Guest blog – brand engineering

911 owner John Carey on brands:

I prefer things to people. A terrible admission but it’s true. I also enjoyed torturing small animals, lighting fires and wetting the bed in my formative years but that’s another story. Now if you are of a similar mindset you will probably be obsessed with brands and brand management.

At a very basic level a brand is just a name associated with a product or service-nothing more and nothing less. But a successful brand is so much more. For a company creation of a successful brand is a licence to print money, but it is something easier said than done.

The ultimate test of a successful brand is this. Will somebody buy an inferior product to its relative competition and keep buying it again and again just because of the logo?  Reading that sentence all logical-thinking people will cry “I would never do that”. But believe me you have, you will or you are doing that right now. This is because no-one is a logical person. You buy with your heart and your head. Still disagree? Well explain the amount of poverty spec (de-badged , naturally) “premium” cars driving up and down our roads?

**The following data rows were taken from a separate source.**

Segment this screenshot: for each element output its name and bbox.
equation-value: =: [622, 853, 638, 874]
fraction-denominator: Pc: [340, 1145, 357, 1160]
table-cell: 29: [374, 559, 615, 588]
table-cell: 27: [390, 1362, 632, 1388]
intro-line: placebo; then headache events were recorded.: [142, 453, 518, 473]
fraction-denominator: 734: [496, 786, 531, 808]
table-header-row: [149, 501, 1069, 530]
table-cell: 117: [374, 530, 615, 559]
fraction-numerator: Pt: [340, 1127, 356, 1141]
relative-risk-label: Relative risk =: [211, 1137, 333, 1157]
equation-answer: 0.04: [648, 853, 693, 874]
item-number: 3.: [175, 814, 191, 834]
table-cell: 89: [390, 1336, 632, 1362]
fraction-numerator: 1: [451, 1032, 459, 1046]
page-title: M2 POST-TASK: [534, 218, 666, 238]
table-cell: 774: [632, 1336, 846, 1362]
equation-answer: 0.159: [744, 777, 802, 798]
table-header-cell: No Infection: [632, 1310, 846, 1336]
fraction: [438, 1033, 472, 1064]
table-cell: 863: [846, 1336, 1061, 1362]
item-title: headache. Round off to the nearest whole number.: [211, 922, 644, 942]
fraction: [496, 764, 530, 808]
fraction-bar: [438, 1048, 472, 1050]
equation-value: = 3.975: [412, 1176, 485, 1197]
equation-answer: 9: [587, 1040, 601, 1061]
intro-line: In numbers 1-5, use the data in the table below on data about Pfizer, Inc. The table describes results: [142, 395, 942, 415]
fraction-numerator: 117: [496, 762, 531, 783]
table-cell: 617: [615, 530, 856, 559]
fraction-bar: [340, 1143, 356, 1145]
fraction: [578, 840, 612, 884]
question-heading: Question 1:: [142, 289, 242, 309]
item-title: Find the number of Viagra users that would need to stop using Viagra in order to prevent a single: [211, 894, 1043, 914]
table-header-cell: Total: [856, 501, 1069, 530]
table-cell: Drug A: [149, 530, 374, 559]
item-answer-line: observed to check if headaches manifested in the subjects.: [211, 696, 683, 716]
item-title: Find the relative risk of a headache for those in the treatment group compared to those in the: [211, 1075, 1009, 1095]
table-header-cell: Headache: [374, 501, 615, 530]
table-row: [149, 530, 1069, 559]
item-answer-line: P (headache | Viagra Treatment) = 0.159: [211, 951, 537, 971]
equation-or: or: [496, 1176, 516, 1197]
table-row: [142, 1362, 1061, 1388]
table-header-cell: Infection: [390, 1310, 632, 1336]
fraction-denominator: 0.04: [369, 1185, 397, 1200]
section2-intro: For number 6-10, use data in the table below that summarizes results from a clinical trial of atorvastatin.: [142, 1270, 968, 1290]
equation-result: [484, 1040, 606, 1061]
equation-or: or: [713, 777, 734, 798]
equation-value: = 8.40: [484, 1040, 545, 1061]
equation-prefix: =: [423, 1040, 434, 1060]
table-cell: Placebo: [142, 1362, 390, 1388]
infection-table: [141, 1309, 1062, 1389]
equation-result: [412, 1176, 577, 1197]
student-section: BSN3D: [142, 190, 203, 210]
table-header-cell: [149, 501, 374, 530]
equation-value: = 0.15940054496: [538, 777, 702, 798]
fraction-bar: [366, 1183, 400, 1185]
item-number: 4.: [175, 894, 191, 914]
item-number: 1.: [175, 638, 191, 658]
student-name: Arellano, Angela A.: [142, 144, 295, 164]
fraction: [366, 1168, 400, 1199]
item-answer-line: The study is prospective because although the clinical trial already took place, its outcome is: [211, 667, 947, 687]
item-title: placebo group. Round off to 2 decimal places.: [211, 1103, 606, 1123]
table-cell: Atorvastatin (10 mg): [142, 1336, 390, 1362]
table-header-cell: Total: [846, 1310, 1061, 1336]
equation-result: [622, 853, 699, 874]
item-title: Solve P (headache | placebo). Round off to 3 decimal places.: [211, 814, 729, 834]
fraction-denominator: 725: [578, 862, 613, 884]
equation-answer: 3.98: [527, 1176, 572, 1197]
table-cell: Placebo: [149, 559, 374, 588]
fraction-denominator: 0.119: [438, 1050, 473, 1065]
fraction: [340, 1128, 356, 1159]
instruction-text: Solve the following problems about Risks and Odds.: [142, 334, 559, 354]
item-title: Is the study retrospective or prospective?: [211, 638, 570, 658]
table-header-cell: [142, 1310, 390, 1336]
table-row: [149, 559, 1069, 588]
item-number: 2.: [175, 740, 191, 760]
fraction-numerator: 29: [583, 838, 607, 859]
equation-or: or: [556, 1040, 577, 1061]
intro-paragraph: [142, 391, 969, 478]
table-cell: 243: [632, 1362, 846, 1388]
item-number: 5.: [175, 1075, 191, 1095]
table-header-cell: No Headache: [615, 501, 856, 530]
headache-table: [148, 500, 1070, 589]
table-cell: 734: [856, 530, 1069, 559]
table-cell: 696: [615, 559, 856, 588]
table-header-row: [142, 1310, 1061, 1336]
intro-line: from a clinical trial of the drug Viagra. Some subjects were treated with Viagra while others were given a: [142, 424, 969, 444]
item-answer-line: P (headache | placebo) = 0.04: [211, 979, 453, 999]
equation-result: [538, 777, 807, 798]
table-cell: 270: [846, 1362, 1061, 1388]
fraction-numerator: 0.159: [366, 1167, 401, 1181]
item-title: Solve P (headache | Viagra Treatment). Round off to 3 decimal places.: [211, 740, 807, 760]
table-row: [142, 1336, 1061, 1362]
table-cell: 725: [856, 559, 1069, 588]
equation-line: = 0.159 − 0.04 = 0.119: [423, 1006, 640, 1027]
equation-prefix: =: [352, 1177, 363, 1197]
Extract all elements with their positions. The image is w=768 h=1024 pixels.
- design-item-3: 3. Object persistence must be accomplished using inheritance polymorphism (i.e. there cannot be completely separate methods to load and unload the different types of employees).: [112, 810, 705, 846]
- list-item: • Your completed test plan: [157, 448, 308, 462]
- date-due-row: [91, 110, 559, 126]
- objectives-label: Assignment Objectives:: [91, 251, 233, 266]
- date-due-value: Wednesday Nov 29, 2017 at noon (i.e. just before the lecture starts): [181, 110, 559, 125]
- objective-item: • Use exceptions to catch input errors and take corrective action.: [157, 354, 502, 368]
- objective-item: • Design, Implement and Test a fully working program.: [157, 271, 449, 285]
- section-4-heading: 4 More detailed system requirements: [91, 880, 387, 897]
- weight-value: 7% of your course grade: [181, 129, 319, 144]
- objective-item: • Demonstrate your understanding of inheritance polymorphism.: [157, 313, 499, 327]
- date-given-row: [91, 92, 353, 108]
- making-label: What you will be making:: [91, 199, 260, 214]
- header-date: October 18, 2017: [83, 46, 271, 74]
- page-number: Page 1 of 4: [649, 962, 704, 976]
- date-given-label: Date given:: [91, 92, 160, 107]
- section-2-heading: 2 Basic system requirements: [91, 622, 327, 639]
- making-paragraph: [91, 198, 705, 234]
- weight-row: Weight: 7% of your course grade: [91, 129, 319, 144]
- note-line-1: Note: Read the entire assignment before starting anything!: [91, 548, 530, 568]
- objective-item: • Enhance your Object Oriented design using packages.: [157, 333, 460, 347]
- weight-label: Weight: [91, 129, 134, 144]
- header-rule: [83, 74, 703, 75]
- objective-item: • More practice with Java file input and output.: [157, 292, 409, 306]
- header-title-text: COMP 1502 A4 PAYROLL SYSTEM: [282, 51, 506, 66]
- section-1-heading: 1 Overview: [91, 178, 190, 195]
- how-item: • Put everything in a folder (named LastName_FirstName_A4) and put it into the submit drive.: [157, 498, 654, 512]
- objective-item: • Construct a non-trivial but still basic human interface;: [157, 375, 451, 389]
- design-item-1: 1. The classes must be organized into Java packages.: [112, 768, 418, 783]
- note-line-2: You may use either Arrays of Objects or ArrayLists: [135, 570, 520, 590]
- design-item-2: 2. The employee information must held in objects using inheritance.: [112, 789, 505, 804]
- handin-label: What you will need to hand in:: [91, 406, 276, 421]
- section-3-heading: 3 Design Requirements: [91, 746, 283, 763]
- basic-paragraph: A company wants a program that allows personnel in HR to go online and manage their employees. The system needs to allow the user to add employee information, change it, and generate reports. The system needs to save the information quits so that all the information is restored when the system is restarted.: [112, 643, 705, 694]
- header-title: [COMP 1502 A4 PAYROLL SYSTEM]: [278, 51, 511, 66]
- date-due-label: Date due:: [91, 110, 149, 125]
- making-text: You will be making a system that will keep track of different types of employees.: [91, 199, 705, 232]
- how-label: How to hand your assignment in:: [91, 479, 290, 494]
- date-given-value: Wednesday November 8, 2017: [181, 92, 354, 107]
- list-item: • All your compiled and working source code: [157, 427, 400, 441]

So how do you create a successful brand? With a mixture of consistency, reassurance and aspiration. The ultimate brand is something that defines or “owns” the market so that even other products used for the same task get saddled with the originators title. Sticky tape is Sellotape. Correction fluid is Tippex. Date-rape drugs are Rohypnol. Even better if that brand can transcend the product and describe the task. Can you Sky+ that for me after you finish the Hoovering? Who hasn’t said that to their wife?

A successful brand will also become the default purchase route to those who are in un-familiar territory when making certain purchases. I want an mp3 player, buy iPod. I want a posh watch, get Rolex. I want to take up menstruating, use Tampax.

Now you have created your brand, you have to manage it. This can sometimes be tricky precisely because of us, the consumer. Successful brands by being aspirational in nature are always at the risk of being associated with the wrong customer. Think about it, these days the only people you see buying Burberry in the UK are Japanese tourists in outlet villages. This is all because ratboys decided they wanted a bit of that check to go on their fake polo tops and baseball caps. Or more recently the heart attack the  Marmite management had when Nick Griffin decided to use the brand in his web-cast. Marmite- the taste of bigotry and racism. Probably not the best tagline but an accurate one. Marmite, like racism, is horrible (my opinion).

Now each great brand will always have a relating product that encompasses the very essence of the parent company values. For BMW it’s the 3 series. Mercedes it’s the E-class and, your guessed it, for Porsche it’s the 911.

I would love to read the brand guidance book that sits somewhere in Stuttgart that will gives  the fine detail on how the Porsche and 911 brands must be controlled. This book will detail everything from the font size and type that must be used in printed material all the way to demanding that each subsequent 911 must have the engine at the rear.

Now the evolution of the 911 brand is an interesting one. Back in the 60’s the car wasn’t a brand. It was just a sports car. But it set a template for being a usable, rear-engined sports car with a unique feel and look. I would put money on Porsche realising what an important brand it had created when it actually tried to kill the 911 with the 928 and encountered a massive fail. This would have woke Porsche up to what values a 911 must always have i.e. look, placing of engine, usability and feel.

This awakening would have coincided with how branding and product management became much more focused from the 70s onwards. I would wager that the engineers, over the years, that have sat within Porsche would have put many arguments forward about putting the engine in the middle at some point with the 911. If this did ever happen the resulting car would not feel like a 911 or look like a 911. Sales would drop and we would cry. This is why the change from air-cooled to water-cooled was not such a leap of faith. Think about it, how an engine is cooled does not really affect the look or feel of a car but where it is placed most certainly does.

This is a similar story with the Mini and Alec Issigonis . He changed the engineering of compact cars forever. By doing so he created a small, cute, classless and great-handling car. These subjective elements were a by-product of the engineering. Now people always say Alec would be spinning in his grave about the new MINI, and do you know what he probably would. His goals would always have been around packaging, efficiencies and affordability. But what Alec and the po-faced motoring journalists don’t realise is that people buy the new MINI for exactly the same reason as people bought them in the 60s, because it’s classless, cute and handles well.

So who are the mysterious people who understand so acutely how important it is to get the subjective elements of a purchase right? Well it is the people who sit in the marketing departments of each and every company country across the world. Most people at a dinner party would rather sit next to Hitler than a product manager, but not me. I for one love the product managers. It is because of their work that the 911 will always “own” the usable supercar tag and will be with us in looks and feel for many years to come.